1943 Letter Reveals British Museum Trustee Favored Repatriation of Parthenon Marbles

Kenneth Clark once argued for a new museum near the Acropolis. Today, the award-winning Acropolis Museum of Athens prepares for its 10-year celebration.


An old letter written by late British art historian Kenneth Clark reveals that the former British Museum Trustee had argued in favor of the return of the Parthenon sculptures.

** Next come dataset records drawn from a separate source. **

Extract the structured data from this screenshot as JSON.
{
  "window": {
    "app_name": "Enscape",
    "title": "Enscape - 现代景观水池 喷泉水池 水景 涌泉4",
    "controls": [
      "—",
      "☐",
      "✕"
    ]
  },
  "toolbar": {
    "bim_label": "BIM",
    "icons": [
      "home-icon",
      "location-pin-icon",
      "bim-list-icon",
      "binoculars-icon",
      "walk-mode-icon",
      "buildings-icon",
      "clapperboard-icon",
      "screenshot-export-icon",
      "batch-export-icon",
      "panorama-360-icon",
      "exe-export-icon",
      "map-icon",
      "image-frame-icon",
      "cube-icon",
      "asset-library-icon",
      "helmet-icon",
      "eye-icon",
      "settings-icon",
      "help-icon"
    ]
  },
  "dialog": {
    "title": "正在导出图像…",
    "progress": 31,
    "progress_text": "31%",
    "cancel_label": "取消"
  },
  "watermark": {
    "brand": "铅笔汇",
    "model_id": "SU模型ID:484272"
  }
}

The two-page letter, which was made public by the Greek newspaper Ta Nea on Friday, is kept at the Tate Archive in the British capital. It was written in September 1943, when Clark was director of the National Gallery in London, and it is addressed to Thomas Bodkin, former director of the National Gallery of Ireland in Dublin and founding director of the Barber Institute of Fine Arts in Birmingham.

 

In the letter, Clark expresses the view that the famed sculptures should be repatriated out of a sense of duty toward Greece. Clark, who died in 1983, says that the 2,500-year-old treasures should be housed in a new museum built, with funds from the British government, near the ancient citadel.

Britain’s Lord Elgin removed the sculptures from the Parthenon during a period when Greece was under Ottoman rule.

Greece has repeatedly requested their return since it gained independence in 1832. It stepped up its campaign in 2009 when it opened a new museum designed by Swiss architect Bernard Tschumi.